Yeah I know. I have more than considerable experience with acetone, and not just on coins. I'm not claiming it does remove anything. But it stops the white haze from appearing and that's all that matters. And yes I know it re-hydrates the coin. That is the whole point, to do exactly that. It's gonna get re-hydrated anyway just from being in the air.
Every coin and surface residue problem is different, I cannot really answer your question. However, I always recommend using the solvent polarity ladder when performing a conservation. 1) distilled water 2) acetone 3) xylene
On another note, I just placed an aluminum SCD in acetone and got a massive amount of a plastic like residue off of a 38mm SCD. Has anyone heard of medals being dipped in plastic or did I remove a massive amount of plastic residue?

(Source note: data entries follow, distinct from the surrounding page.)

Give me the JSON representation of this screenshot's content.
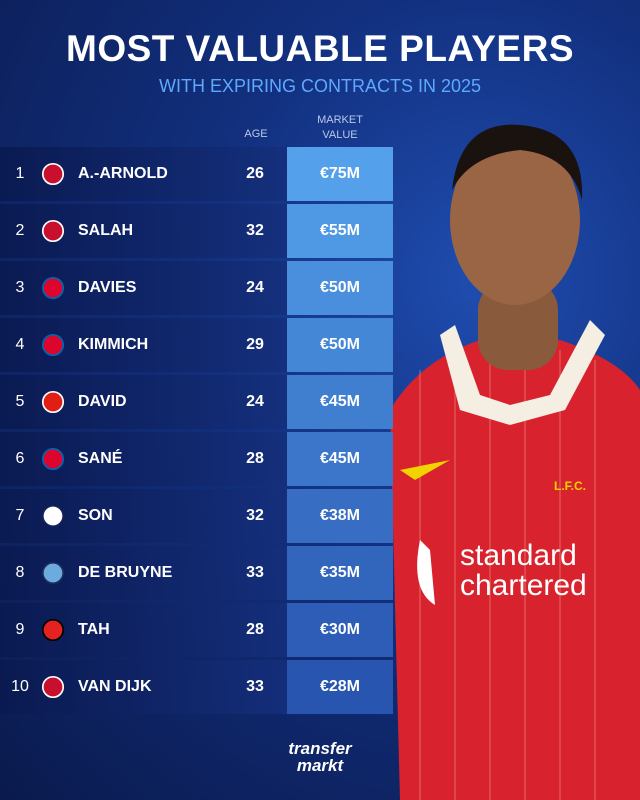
{
  "header": {
    "title": "MOST VALUABLE PLAYERS",
    "subtitle": "WITH EXPIRING CONTRACTS IN 2025"
  },
  "table": {
    "columns": [
      "AGE",
      "MARKET VALUE"
    ],
    "rows": [
      {
        "rank": "1",
        "club": "liverpool",
        "name": "A.-ARNOLD",
        "age": "26",
        "value": "€75M"
      },
      {
        "rank": "2",
        "club": "liverpool",
        "name": "SALAH",
        "age": "32",
        "value": "€55M"
      },
      {
        "rank": "3",
        "club": "bayern",
        "name": "DAVIES",
        "age": "24",
        "value": "€50M"
      },
      {
        "rank": "4",
        "club": "bayern",
        "name": "KIMMICH",
        "age": "29",
        "value": "€50M"
      },
      {
        "rank": "5",
        "club": "lille",
        "name": "DAVID",
        "age": "24",
        "value": "€45M"
      },
      {
        "rank": "6",
        "club": "bayern",
        "name": "SANÉ",
        "age": "28",
        "value": "€45M"
      },
      {
        "rank": "7",
        "club": "tottenham",
        "name": "SON",
        "age": "32",
        "value": "€38M"
      },
      {
        "rank": "8",
        "club": "city",
        "name": "DE BRUYNE",
        "age": "33",
        "value": "€35M"
      },
      {
        "rank": "9",
        "club": "leverkusen",
        "name": "TAH",
        "age": "28",
        "value": "€30M"
      },
      {
        "rank": "10",
        "club": "liverpool",
        "name": "VAN DIJK",
        "age": "33",
        "value": "€28M"
      }
    ]
  },
  "photo": {
    "crest": "L.F.C.",
    "sponsor_line1": "standard",
    "sponsor_line2": "chartered"
  },
  "footer": {
    "logo_line1": "transfer",
    "logo_line2": "markt"
  }
}
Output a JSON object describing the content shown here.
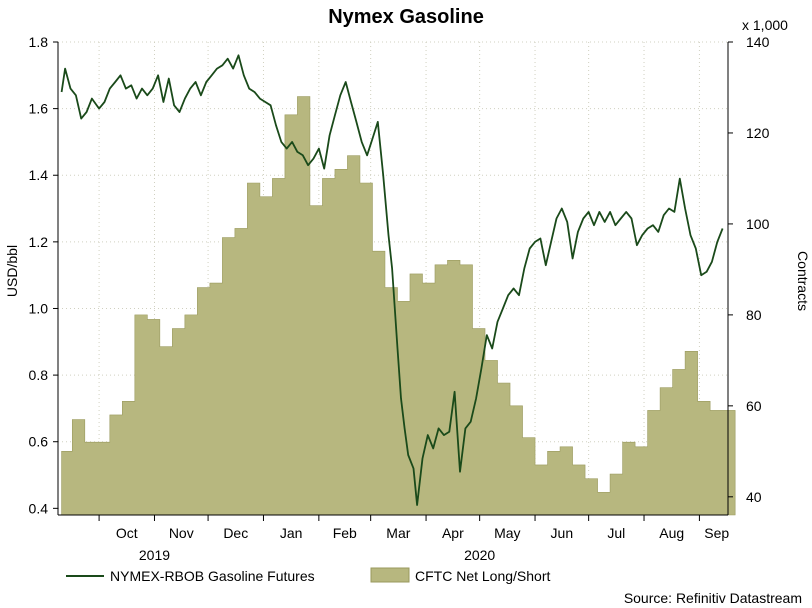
{
  "chart_data": {
    "type": "line",
    "title": "Nymex Gasoline",
    "ylabel": "USD/bbl",
    "y2label": "Contracts",
    "y2_multiplier": "x 1,000",
    "ylim": [
      0.38,
      1.8
    ],
    "y2lim": [
      36,
      140
    ],
    "yticks": [
      "1.8",
      "1.6",
      "1.4",
      "1.2",
      "1.0",
      "0.8",
      "0.6",
      "0.4"
    ],
    "y2ticks": [
      "140",
      "120",
      "100",
      "80",
      "60",
      "40"
    ],
    "months": [
      "Oct",
      "Nov",
      "Dec",
      "Jan",
      "Feb",
      "Mar",
      "Apr",
      "May",
      "Jun",
      "Jul",
      "Aug",
      "Sep"
    ],
    "years": [
      "2019",
      "2020"
    ],
    "grid": true,
    "legend_position": "bottom-left",
    "source": "Source: Refinitiv Datastream",
    "colors": {
      "line": "#1a4a1a",
      "area": "#b7b77f",
      "area_edge": "#9a9a5e",
      "grid": "#d0d0c0"
    },
    "series": [
      {
        "name": "NYMEX-RBOB Gasoline Futures",
        "axis": "left",
        "points": [
          [
            "2019-09-10",
            1.65
          ],
          [
            "2019-09-12",
            1.72
          ],
          [
            "2019-09-15",
            1.66
          ],
          [
            "2019-09-18",
            1.64
          ],
          [
            "2019-09-21",
            1.57
          ],
          [
            "2019-09-24",
            1.59
          ],
          [
            "2019-09-27",
            1.63
          ],
          [
            "2019-10-01",
            1.6
          ],
          [
            "2019-10-04",
            1.62
          ],
          [
            "2019-10-07",
            1.66
          ],
          [
            "2019-10-10",
            1.68
          ],
          [
            "2019-10-13",
            1.7
          ],
          [
            "2019-10-16",
            1.66
          ],
          [
            "2019-10-19",
            1.67
          ],
          [
            "2019-10-22",
            1.63
          ],
          [
            "2019-10-25",
            1.66
          ],
          [
            "2019-10-28",
            1.64
          ],
          [
            "2019-10-31",
            1.66
          ],
          [
            "2019-11-03",
            1.7
          ],
          [
            "2019-11-06",
            1.62
          ],
          [
            "2019-11-09",
            1.69
          ],
          [
            "2019-11-12",
            1.61
          ],
          [
            "2019-11-15",
            1.59
          ],
          [
            "2019-11-18",
            1.63
          ],
          [
            "2019-11-21",
            1.66
          ],
          [
            "2019-11-24",
            1.68
          ],
          [
            "2019-11-27",
            1.64
          ],
          [
            "2019-11-30",
            1.68
          ],
          [
            "2019-12-03",
            1.7
          ],
          [
            "2019-12-06",
            1.72
          ],
          [
            "2019-12-09",
            1.73
          ],
          [
            "2019-12-12",
            1.75
          ],
          [
            "2019-12-15",
            1.72
          ],
          [
            "2019-12-18",
            1.76
          ],
          [
            "2019-12-21",
            1.7
          ],
          [
            "2019-12-24",
            1.66
          ],
          [
            "2019-12-27",
            1.65
          ],
          [
            "2019-12-30",
            1.63
          ],
          [
            "2020-01-02",
            1.62
          ],
          [
            "2020-01-05",
            1.61
          ],
          [
            "2020-01-08",
            1.55
          ],
          [
            "2020-01-11",
            1.5
          ],
          [
            "2020-01-14",
            1.48
          ],
          [
            "2020-01-17",
            1.5
          ],
          [
            "2020-01-20",
            1.47
          ],
          [
            "2020-01-23",
            1.46
          ],
          [
            "2020-01-26",
            1.43
          ],
          [
            "2020-01-29",
            1.45
          ],
          [
            "2020-02-01",
            1.48
          ],
          [
            "2020-02-04",
            1.42
          ],
          [
            "2020-02-07",
            1.52
          ],
          [
            "2020-02-10",
            1.58
          ],
          [
            "2020-02-13",
            1.64
          ],
          [
            "2020-02-16",
            1.68
          ],
          [
            "2020-02-19",
            1.62
          ],
          [
            "2020-02-22",
            1.56
          ],
          [
            "2020-02-25",
            1.5
          ],
          [
            "2020-02-28",
            1.46
          ],
          [
            "2020-03-02",
            1.51
          ],
          [
            "2020-03-05",
            1.56
          ],
          [
            "2020-03-08",
            1.4
          ],
          [
            "2020-03-11",
            1.22
          ],
          [
            "2020-03-13",
            1.12
          ],
          [
            "2020-03-16",
            0.88
          ],
          [
            "2020-03-18",
            0.73
          ],
          [
            "2020-03-20",
            0.64
          ],
          [
            "2020-03-22",
            0.56
          ],
          [
            "2020-03-25",
            0.52
          ],
          [
            "2020-03-27",
            0.41
          ],
          [
            "2020-03-30",
            0.55
          ],
          [
            "2020-04-02",
            0.62
          ],
          [
            "2020-04-05",
            0.58
          ],
          [
            "2020-04-08",
            0.64
          ],
          [
            "2020-04-11",
            0.62
          ],
          [
            "2020-04-14",
            0.63
          ],
          [
            "2020-04-17",
            0.75
          ],
          [
            "2020-04-20",
            0.51
          ],
          [
            "2020-04-23",
            0.64
          ],
          [
            "2020-04-26",
            0.66
          ],
          [
            "2020-04-29",
            0.73
          ],
          [
            "2020-05-02",
            0.82
          ],
          [
            "2020-05-05",
            0.92
          ],
          [
            "2020-05-08",
            0.88
          ],
          [
            "2020-05-11",
            0.96
          ],
          [
            "2020-05-14",
            1.0
          ],
          [
            "2020-05-17",
            1.04
          ],
          [
            "2020-05-20",
            1.06
          ],
          [
            "2020-05-23",
            1.04
          ],
          [
            "2020-05-26",
            1.12
          ],
          [
            "2020-05-29",
            1.18
          ],
          [
            "2020-06-01",
            1.2
          ],
          [
            "2020-06-04",
            1.21
          ],
          [
            "2020-06-07",
            1.13
          ],
          [
            "2020-06-10",
            1.2
          ],
          [
            "2020-06-13",
            1.27
          ],
          [
            "2020-06-16",
            1.3
          ],
          [
            "2020-06-19",
            1.26
          ],
          [
            "2020-06-22",
            1.15
          ],
          [
            "2020-06-25",
            1.23
          ],
          [
            "2020-06-28",
            1.27
          ],
          [
            "2020-07-01",
            1.29
          ],
          [
            "2020-07-04",
            1.25
          ],
          [
            "2020-07-07",
            1.29
          ],
          [
            "2020-07-10",
            1.26
          ],
          [
            "2020-07-13",
            1.29
          ],
          [
            "2020-07-16",
            1.25
          ],
          [
            "2020-07-19",
            1.27
          ],
          [
            "2020-07-22",
            1.29
          ],
          [
            "2020-07-25",
            1.27
          ],
          [
            "2020-07-28",
            1.19
          ],
          [
            "2020-07-31",
            1.22
          ],
          [
            "2020-08-03",
            1.24
          ],
          [
            "2020-08-06",
            1.25
          ],
          [
            "2020-08-09",
            1.23
          ],
          [
            "2020-08-12",
            1.28
          ],
          [
            "2020-08-15",
            1.3
          ],
          [
            "2020-08-18",
            1.29
          ],
          [
            "2020-08-21",
            1.39
          ],
          [
            "2020-08-24",
            1.3
          ],
          [
            "2020-08-27",
            1.22
          ],
          [
            "2020-08-30",
            1.18
          ],
          [
            "2020-09-02",
            1.1
          ],
          [
            "2020-09-05",
            1.11
          ],
          [
            "2020-09-08",
            1.14
          ],
          [
            "2020-09-11",
            1.2
          ],
          [
            "2020-09-14",
            1.24
          ]
        ]
      },
      {
        "name": "CFTC Net Long/Short",
        "axis": "right",
        "type": "area",
        "points": [
          [
            "2019-09-10",
            50
          ],
          [
            "2019-09-16",
            57
          ],
          [
            "2019-09-23",
            52
          ],
          [
            "2019-09-30",
            52
          ],
          [
            "2019-10-07",
            58
          ],
          [
            "2019-10-14",
            61
          ],
          [
            "2019-10-21",
            80
          ],
          [
            "2019-10-28",
            79
          ],
          [
            "2019-11-04",
            73
          ],
          [
            "2019-11-11",
            77
          ],
          [
            "2019-11-18",
            80
          ],
          [
            "2019-11-25",
            86
          ],
          [
            "2019-12-02",
            87
          ],
          [
            "2019-12-09",
            97
          ],
          [
            "2019-12-16",
            99
          ],
          [
            "2019-12-23",
            109
          ],
          [
            "2019-12-30",
            106
          ],
          [
            "2020-01-06",
            110
          ],
          [
            "2020-01-13",
            124
          ],
          [
            "2020-01-20",
            128
          ],
          [
            "2020-01-27",
            104
          ],
          [
            "2020-02-03",
            110
          ],
          [
            "2020-02-10",
            112
          ],
          [
            "2020-02-17",
            115
          ],
          [
            "2020-02-24",
            109
          ],
          [
            "2020-03-02",
            94
          ],
          [
            "2020-03-09",
            86
          ],
          [
            "2020-03-16",
            83
          ],
          [
            "2020-03-23",
            89
          ],
          [
            "2020-03-30",
            87
          ],
          [
            "2020-04-06",
            91
          ],
          [
            "2020-04-13",
            92
          ],
          [
            "2020-04-20",
            91
          ],
          [
            "2020-04-27",
            77
          ],
          [
            "2020-05-04",
            70
          ],
          [
            "2020-05-11",
            65
          ],
          [
            "2020-05-18",
            60
          ],
          [
            "2020-05-25",
            53
          ],
          [
            "2020-06-01",
            47
          ],
          [
            "2020-06-08",
            50
          ],
          [
            "2020-06-15",
            51
          ],
          [
            "2020-06-22",
            47
          ],
          [
            "2020-06-29",
            44
          ],
          [
            "2020-07-06",
            41
          ],
          [
            "2020-07-13",
            45
          ],
          [
            "2020-07-20",
            52
          ],
          [
            "2020-07-27",
            51
          ],
          [
            "2020-08-03",
            59
          ],
          [
            "2020-08-10",
            64
          ],
          [
            "2020-08-17",
            68
          ],
          [
            "2020-08-24",
            72
          ],
          [
            "2020-08-31",
            61
          ],
          [
            "2020-09-07",
            59
          ],
          [
            "2020-09-14",
            59
          ]
        ]
      }
    ]
  }
}
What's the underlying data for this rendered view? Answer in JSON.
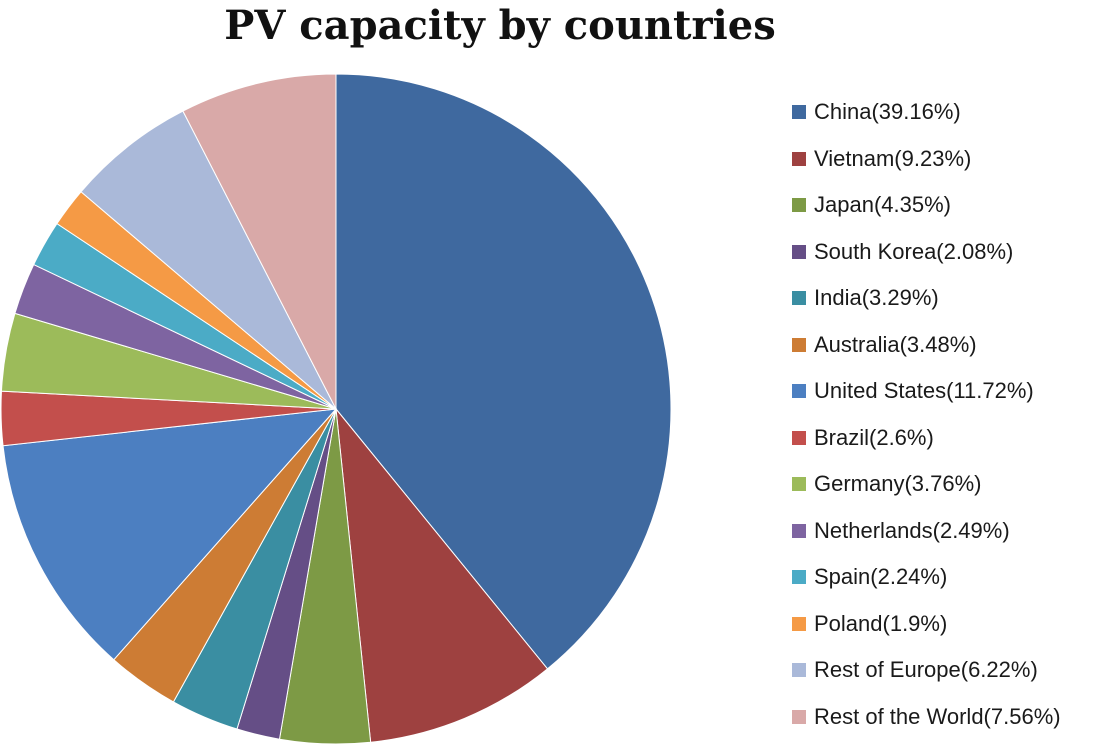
{
  "chart_data": {
    "type": "pie",
    "title": "PV capacity by countries",
    "legend_position": "right",
    "start_angle_deg": 0,
    "direction": "clockwise",
    "slices": [
      {
        "name": "China(39.16%)",
        "value": 39.16,
        "color": "#3f699f"
      },
      {
        "name": "Vietnam(9.23%)",
        "value": 9.23,
        "color": "#9e4140"
      },
      {
        "name": "Japan(4.35%)",
        "value": 4.35,
        "color": "#7d9a45"
      },
      {
        "name": "South Korea(2.08%)",
        "value": 2.08,
        "color": "#654e86"
      },
      {
        "name": "India(3.29%)",
        "value": 3.29,
        "color": "#3a8ea2"
      },
      {
        "name": "Australia(3.48%)",
        "value": 3.48,
        "color": "#cd7c34"
      },
      {
        "name": "United States(11.72%)",
        "value": 11.72,
        "color": "#4c7fc1"
      },
      {
        "name": "Brazil(2.6%)",
        "value": 2.6,
        "color": "#c34f4c"
      },
      {
        "name": "Germany(3.76%)",
        "value": 3.76,
        "color": "#9cbb5a"
      },
      {
        "name": "Netherlands(2.49%)",
        "value": 2.49,
        "color": "#7e64a1"
      },
      {
        "name": "Spain(2.24%)",
        "value": 2.24,
        "color": "#4babc6"
      },
      {
        "name": "Poland(1.9%)",
        "value": 1.9,
        "color": "#f59a45"
      },
      {
        "name": "Rest of Europe(6.22%)",
        "value": 6.22,
        "color": "#aab9d9"
      },
      {
        "name": "Rest of the World(7.56%)",
        "value": 7.56,
        "color": "#d9a9a8"
      }
    ]
  }
}
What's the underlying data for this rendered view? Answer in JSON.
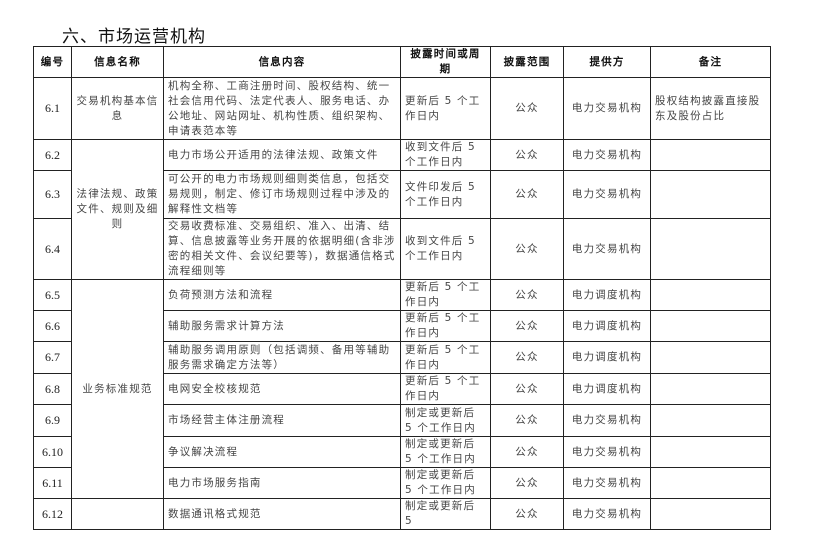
{
  "title": "六、市场运营机构",
  "headers": [
    "编号",
    "信息名称",
    "信息内容",
    "披露时间或周期",
    "披露范围",
    "提供方",
    "备注"
  ],
  "rows": [
    {
      "id": "6.1",
      "name": "交易机构基本信息",
      "content": "机构全称、工商注册时间、股权结构、统一社会信用代码、法定代表人、服务电话、办公地址、网站网址、机构性质、组织架构、申请表范本等",
      "period": "更新后 5 个工作日内",
      "scope": "公众",
      "provider": "电力交易机构",
      "note": "股权结构披露直接股东及股份占比"
    },
    {
      "id": "6.2",
      "name": "法律法规、政策文件、规则及细则",
      "content": "电力市场公开适用的法律法规、政策文件",
      "period": "收到文件后 5 个工作日内",
      "scope": "公众",
      "provider": "电力交易机构",
      "note": ""
    },
    {
      "id": "6.3",
      "content": "可公开的电力市场规则细则类信息，包括交易规则，制定、修订市场规则过程中涉及的解释性文档等",
      "period": "文件印发后 5 个工作日内",
      "scope": "公众",
      "provider": "电力交易机构",
      "note": ""
    },
    {
      "id": "6.4",
      "content": "交易收费标准、交易组织、准入、出清、结算、信息披露等业务开展的依据明细(含非涉密的相关文件、会议纪要等)，数据通信格式流程细则等",
      "period": "收到文件后 5 个工作日内",
      "scope": "公众",
      "provider": "电力交易机构",
      "note": ""
    },
    {
      "id": "6.5",
      "name": "业务标准规范",
      "content": "负荷预测方法和流程",
      "period": "更新后 5 个工作日内",
      "scope": "公众",
      "provider": "电力调度机构",
      "note": ""
    },
    {
      "id": "6.6",
      "content": "辅助服务需求计算方法",
      "period": "更新后 5 个工作日内",
      "scope": "公众",
      "provider": "电力调度机构",
      "note": ""
    },
    {
      "id": "6.7",
      "content": "辅助服务调用原则（包括调频、备用等辅助服务需求确定方法等）",
      "period": "更新后 5 个工作日内",
      "scope": "公众",
      "provider": "电力调度机构",
      "note": ""
    },
    {
      "id": "6.8",
      "content": "电网安全校核规范",
      "period": "更新后 5 个工作日内",
      "scope": "公众",
      "provider": "电力调度机构",
      "note": ""
    },
    {
      "id": "6.9",
      "content": "市场经营主体注册流程",
      "period": "制定或更新后 5 个工作日内",
      "scope": "公众",
      "provider": "电力交易机构",
      "note": ""
    },
    {
      "id": "6.10",
      "content": "争议解决流程",
      "period": "制定或更新后 5 个工作日内",
      "scope": "公众",
      "provider": "电力交易机构",
      "note": ""
    },
    {
      "id": "6.11",
      "content": "电力市场服务指南",
      "period": "制定或更新后 5 个工作日内",
      "scope": "公众",
      "provider": "电力交易机构",
      "note": ""
    },
    {
      "id": "6.12",
      "name": "",
      "content": "数据通讯格式规范",
      "period": "制定或更新后 5",
      "scope": "公众",
      "provider": "电力交易机构",
      "note": ""
    }
  ]
}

Thad I kind of look at it like this. You have a medical condition and need to take medicine A. You have no problems with taking medicine A. But then something else comes along and you need to take medicine B. Now you have no problems taking medicine B by itself either. But, if you take medicine B, and you take medicine A at the same time - you die. Now you didn't die because of either medicine, by itself. You died because of the combination of the two medicines together. Medicine A didn't kill you, and medicine B didn't kill you. But you are still dead. Mixing copper and acetone are the same kind of thing to me. Maybe copper doesn't react with acetone, you could be 100% correct. But there is something that happens sometimes when acetone is used on copper, and only on copper. And for all intents and purposes - your coin might die.
SCD is a so called dollar. Rather it was an aluminum medal made for the Columbian exposition in 1893. I looked at a photograph of what a better example looked like and determined that some kind of paint/varnish had been used to give it a dark background. The example I had still had the substance on it but the darker background had turned into a light gray opaque substance. When I dipped it into the acetone all the substance came off at one time. Rather be careful of dipping medals they may have an organic substance placed onto it when it was made. At the very least the stuff that comes off will mess up any container you have the acetone and the medal in.
Based on this and your subsequent post, my guess would be that you removed a goodly amount of old PVC contamination. No So Called Dollars were dipped/coated in plastic because plastic didn't exist when they were made. As for it maybe being coated with plastic at a later date, that too is doubtful because even today getting your hands on liquid plastic is not exactly easy. Now it is possible that the coin was coated with a shellac, lacquer, or varnish. But I doubt that because of the way you describe it coming off. None of those would come off quickly, or even soon. They would come off very slowly and a little at a time.
Thanks for the information. I was beginning to wonder if I should dip medals. I still am amazed how much came off and how badly it "glued" things together.